Un danseur de renom au lycée Haroun-Tazieff
Avant de se produire ce mardi 12 mai sur la scène de l’Atrium de Dax dans le spectacle « Näss », Akciel Régent Gonzalez s’est rendu ce lundi au lycée Haroun-Tazieff de Saint-Paul-lès-Dax pour donner deux heures de cours à des élèves de seconde. Le spectacle est si réputé que sa représentation à Dax affiche complet depuis septembre dernier.
« Näss » : un spectacle mondialement reconnu
« Näss » – « les gens » en arabe –, qui met en scène sept danseurs pour un show d’une heure mêlant danse contemporaine, hip-hop et danse traditionnelle marocaine, tourne depuis huit ans dans le monde entier. Ce mardi 12 mai 2026, l’œuvre du directeur du Centre chorégraphique national du Havre – Le Phare, Fouad Boussouf, vient conclure la saison des Amis du théâtre – ATP de Dax, dans la salle de l’Atrium. « Une chance inouïe », se félicitent la coprésidente de l’association Anne Picand et la secrétaire adjointe Marie-Hélène Wattebled-Bellocq, pour qui la venue de cette pièce de prestige vient parfaire une saison culturelle qu’elles jugent réussie.
Akciel Régent Gonzalez : un CV impressionnant
Akciel Régent Gonzalez est l’un des membres de la troupe. À 31 ans, ce danseur professionnel affiche déjà un CV long comme le bras. Des collaborations avec Ed Sheeran, Mika, Blanca Li… On a pu le voir dans un tableau de la cérémonie d’ouverture des Jeux Olympiques de Paris, ou danser sur des plateaux télévisés. Et depuis six ans, le Parisien d’origine a rejoint la troupe de « Näss ».
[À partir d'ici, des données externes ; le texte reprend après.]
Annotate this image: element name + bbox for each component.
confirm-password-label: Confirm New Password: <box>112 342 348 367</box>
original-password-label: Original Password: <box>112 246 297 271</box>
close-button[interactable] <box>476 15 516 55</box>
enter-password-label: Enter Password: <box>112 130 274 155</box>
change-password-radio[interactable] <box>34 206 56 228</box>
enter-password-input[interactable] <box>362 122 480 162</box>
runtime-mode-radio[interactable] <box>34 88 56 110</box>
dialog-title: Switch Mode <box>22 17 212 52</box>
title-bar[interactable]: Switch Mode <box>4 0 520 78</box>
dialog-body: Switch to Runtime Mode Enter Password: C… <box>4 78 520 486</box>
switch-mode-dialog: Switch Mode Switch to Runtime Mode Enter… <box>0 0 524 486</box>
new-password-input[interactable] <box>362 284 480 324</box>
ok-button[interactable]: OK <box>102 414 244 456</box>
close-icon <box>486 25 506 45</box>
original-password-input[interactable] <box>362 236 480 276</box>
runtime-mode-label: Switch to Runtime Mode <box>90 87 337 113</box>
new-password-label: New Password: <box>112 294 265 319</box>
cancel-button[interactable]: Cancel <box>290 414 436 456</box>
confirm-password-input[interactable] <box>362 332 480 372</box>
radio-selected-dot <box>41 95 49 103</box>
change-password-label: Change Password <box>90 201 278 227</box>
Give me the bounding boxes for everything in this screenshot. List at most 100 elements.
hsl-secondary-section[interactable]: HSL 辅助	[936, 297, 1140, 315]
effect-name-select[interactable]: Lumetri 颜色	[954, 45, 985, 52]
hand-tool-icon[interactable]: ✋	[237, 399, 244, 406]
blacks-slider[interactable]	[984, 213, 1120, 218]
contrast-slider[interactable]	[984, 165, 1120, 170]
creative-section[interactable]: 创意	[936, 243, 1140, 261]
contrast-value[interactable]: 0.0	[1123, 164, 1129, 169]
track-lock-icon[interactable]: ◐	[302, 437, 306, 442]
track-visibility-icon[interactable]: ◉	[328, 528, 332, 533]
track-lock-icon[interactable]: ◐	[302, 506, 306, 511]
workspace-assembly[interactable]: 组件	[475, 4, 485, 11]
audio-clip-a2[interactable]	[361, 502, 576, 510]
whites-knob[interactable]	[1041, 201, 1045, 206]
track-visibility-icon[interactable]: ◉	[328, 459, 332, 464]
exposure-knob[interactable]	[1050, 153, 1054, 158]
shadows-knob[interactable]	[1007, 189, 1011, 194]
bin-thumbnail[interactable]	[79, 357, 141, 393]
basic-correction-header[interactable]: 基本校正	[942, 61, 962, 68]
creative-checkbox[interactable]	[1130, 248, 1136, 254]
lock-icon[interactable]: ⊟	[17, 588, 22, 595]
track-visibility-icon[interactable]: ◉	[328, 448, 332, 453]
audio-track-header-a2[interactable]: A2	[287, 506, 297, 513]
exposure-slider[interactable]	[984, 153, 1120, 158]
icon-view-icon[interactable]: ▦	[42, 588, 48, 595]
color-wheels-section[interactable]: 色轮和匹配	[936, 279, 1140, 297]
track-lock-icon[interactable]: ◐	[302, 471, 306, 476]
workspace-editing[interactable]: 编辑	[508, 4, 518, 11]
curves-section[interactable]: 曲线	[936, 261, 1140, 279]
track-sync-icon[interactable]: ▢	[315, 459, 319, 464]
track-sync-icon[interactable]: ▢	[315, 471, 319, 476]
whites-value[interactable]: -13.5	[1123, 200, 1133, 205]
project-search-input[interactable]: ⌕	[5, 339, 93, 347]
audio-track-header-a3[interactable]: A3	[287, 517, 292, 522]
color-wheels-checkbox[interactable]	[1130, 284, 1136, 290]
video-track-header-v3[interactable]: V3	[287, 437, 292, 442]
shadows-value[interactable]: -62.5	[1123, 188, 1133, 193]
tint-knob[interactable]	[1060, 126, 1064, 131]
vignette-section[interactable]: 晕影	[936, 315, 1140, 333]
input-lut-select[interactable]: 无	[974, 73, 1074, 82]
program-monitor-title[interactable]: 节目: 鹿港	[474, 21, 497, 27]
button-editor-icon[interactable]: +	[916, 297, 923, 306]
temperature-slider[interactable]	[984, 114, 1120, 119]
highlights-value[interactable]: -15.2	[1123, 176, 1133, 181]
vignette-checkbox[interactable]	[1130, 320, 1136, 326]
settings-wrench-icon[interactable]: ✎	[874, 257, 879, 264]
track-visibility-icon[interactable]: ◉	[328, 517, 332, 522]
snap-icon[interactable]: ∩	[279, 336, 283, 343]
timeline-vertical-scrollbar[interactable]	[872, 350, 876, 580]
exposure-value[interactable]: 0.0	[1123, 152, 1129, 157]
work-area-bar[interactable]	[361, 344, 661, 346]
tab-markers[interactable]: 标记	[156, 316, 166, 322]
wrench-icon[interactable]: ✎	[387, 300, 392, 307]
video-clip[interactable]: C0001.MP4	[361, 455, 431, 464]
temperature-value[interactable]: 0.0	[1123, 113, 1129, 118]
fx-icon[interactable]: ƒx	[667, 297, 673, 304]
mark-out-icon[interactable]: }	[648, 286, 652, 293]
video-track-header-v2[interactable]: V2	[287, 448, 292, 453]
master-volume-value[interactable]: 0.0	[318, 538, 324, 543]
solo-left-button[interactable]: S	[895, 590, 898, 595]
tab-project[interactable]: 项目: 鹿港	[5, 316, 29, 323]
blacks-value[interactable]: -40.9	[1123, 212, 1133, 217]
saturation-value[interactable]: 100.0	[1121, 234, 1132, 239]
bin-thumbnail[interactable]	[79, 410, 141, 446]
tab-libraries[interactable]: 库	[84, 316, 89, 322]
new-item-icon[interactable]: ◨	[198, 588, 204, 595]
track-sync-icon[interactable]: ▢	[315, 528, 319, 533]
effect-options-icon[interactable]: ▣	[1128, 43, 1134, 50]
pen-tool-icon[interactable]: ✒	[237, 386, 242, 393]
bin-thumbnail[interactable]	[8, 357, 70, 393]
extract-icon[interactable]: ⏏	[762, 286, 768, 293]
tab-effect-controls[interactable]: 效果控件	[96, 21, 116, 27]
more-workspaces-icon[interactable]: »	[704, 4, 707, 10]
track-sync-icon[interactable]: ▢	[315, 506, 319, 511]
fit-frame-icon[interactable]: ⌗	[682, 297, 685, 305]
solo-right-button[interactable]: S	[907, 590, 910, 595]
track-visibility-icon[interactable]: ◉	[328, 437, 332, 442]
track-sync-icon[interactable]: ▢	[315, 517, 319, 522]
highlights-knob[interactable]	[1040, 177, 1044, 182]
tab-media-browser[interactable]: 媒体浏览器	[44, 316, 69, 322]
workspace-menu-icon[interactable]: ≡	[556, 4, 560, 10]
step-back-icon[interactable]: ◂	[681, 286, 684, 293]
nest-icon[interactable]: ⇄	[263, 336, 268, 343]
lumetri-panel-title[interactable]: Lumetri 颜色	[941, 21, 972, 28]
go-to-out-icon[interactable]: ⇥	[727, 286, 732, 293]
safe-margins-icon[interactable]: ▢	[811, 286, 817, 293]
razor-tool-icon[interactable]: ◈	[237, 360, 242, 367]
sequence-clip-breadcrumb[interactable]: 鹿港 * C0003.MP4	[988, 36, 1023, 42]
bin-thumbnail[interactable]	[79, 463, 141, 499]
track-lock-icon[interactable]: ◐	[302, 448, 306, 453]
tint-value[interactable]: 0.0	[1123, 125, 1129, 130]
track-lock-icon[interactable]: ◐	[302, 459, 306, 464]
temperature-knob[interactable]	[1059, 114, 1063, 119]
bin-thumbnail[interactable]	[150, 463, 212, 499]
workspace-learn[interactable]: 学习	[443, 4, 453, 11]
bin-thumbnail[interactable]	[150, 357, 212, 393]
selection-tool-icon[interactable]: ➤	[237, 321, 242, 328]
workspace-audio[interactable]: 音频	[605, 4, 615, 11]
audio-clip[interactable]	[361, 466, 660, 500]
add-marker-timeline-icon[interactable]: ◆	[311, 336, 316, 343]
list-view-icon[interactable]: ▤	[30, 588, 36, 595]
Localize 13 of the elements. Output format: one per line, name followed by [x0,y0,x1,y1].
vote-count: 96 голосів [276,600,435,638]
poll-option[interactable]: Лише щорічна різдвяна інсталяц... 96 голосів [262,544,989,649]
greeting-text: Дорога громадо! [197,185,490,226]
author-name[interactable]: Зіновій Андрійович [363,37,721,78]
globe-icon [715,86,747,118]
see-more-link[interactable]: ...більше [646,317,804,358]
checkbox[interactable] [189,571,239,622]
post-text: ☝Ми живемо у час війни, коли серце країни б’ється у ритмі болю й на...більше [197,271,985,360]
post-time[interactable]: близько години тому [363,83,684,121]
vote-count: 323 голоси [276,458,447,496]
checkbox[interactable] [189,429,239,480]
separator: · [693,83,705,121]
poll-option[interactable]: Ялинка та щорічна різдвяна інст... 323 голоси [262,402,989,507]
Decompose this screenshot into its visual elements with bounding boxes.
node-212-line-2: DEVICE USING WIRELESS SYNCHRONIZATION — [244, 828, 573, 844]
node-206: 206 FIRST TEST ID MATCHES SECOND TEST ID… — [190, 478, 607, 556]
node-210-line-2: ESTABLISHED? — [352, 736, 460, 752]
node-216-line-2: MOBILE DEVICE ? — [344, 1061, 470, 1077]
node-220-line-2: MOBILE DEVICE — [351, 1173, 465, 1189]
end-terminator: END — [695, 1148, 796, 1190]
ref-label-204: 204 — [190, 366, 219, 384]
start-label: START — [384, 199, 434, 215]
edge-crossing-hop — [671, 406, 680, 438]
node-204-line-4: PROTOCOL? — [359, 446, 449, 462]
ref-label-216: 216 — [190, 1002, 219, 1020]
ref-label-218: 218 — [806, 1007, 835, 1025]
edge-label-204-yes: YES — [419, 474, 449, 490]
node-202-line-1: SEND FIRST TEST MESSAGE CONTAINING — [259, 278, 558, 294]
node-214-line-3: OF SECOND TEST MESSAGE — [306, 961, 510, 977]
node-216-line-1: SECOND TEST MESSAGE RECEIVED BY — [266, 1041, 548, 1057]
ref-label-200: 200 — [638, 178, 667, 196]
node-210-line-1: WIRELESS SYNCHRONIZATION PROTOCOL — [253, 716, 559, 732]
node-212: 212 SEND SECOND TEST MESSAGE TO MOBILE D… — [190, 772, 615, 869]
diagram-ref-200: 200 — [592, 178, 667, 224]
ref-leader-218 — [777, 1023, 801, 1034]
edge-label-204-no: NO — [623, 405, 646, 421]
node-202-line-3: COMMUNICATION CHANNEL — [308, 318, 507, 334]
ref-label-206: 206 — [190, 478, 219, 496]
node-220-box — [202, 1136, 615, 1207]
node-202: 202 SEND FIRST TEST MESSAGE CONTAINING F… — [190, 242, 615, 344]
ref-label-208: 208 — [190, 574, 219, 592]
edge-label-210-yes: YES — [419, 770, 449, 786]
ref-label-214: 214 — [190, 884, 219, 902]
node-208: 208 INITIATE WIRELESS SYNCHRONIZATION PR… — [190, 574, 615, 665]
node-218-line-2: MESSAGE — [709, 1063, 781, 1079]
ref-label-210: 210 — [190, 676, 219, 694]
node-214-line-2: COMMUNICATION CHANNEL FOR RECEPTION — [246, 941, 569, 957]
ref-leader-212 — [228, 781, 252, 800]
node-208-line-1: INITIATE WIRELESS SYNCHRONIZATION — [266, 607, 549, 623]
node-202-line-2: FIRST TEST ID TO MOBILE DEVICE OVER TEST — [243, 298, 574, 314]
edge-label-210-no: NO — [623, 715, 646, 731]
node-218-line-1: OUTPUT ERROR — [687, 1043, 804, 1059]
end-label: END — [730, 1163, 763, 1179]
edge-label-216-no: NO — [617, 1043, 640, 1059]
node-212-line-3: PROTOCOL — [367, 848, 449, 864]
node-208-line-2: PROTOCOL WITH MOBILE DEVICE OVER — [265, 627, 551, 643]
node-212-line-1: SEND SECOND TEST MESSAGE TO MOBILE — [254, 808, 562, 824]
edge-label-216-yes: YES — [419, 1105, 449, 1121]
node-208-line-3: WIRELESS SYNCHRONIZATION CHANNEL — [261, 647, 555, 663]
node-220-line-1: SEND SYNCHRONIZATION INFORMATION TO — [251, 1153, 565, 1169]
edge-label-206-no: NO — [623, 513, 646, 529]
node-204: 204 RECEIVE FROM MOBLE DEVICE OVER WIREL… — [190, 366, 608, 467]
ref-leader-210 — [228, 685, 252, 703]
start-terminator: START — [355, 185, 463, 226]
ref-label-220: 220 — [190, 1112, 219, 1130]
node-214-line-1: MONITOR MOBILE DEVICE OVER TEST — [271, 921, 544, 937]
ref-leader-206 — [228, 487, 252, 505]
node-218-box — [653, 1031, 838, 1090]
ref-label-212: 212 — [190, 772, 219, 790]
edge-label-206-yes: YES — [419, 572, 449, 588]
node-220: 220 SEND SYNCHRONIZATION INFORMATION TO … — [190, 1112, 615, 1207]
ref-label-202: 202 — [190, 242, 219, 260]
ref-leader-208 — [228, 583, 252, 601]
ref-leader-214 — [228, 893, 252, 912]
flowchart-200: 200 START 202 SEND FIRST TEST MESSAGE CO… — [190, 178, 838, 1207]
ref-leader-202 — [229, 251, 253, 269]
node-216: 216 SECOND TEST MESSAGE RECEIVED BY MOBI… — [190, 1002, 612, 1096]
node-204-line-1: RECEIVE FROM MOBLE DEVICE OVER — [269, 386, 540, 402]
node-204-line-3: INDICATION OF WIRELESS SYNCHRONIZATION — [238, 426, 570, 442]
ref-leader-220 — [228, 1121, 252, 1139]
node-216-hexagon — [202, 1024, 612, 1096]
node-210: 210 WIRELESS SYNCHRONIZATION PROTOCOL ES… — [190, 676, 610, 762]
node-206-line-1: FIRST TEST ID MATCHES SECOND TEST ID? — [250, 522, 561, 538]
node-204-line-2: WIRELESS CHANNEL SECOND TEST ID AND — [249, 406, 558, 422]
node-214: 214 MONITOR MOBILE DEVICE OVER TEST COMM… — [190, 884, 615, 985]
« C’est un spectacle qui laisse libre cours à l’interprétation, à l’émotion. Durant une heure, on ne quitte pas la scène, on ne peut pas tricher », explique-t-il. « Avec ce spectacle, j’ai dansé au Canada, au Rwanda, au Maroc… On tourne beaucoup en Afrique et en Asie. Ce qui compte, c’est l’harmonie du groupe. »
Une master class pour partager l'art de la danse
Encore un peu loin de la scène, ce lundi, Akciel Régent Gonzalez était convié au lycée Haroun-Tazieff pour donner une master class de deux heures devant une vingtaine de lycéens. « La programmation d’œuvres culturelles n’est pas la seule mission des Amis du théâtre, livre Anne Picand. Il y a deux autres pans : la création et la médiation. On veille à ce qu’un atelier, un bord de scène, soit proposé pour chaque spectacle. D’où cette master class, qui sera suivie d’une autre aux Ateliers de la danse de Misson, assurée par un autre membre de la troupe. »
Face à des mines mi-impressionnées, mi-intriguées, le danseur se lance, pas forcément habitué à enseigner son art mais tout à fait volontaire. « En danse, on compte huit mesures », lance-t-il à la classe de seconde avant d’entamer une démonstration. « Un, deux, trois… Non, pas tout à fait comme ça, recommence s’il te plaît, on te regarde. » L’élève s’exécute, un peu maladroitement, lançant des gestes assurément bien moins fluides que ceux de celui qui devient son enseignant deux heures durant. « Mettez-vous deux par deux, essayez de compter la mesure, imitez-moi. Ce n’est pas grave si vous ne comprenez pas tout ce que je fais, faites appel à votre mémoire visuelle. »
Sur le banc, pour une fois, leur professeure de sport, Aurélie, les observe attentivement. « La danse fait partie du programme des secondes. C’est d’autant plus important pour cette classe, dont la spécialisation est l’art. Tous les vendredis depuis janvier, la chorégraphe dacquoise Dominique Peyronne leur donne deux heures de cours. Là, exceptionnellement, on a rajouté ce cours pour profiter de la venue de ce danseur. La danse, ça leur apporte beaucoup, aux jeunes, c’est un très bel outil d’expression. »
Pendant ce temps, Akciel Régent Gonzalez poursuit son cours. « Ça m’intéresse beaucoup de donner goût à travers un atelier, de faire partager mon travail. J’aimerais bien leur donner envie de se mettre à la danse. » Une façon, en quelque sorte, de semer des graines de danseurs.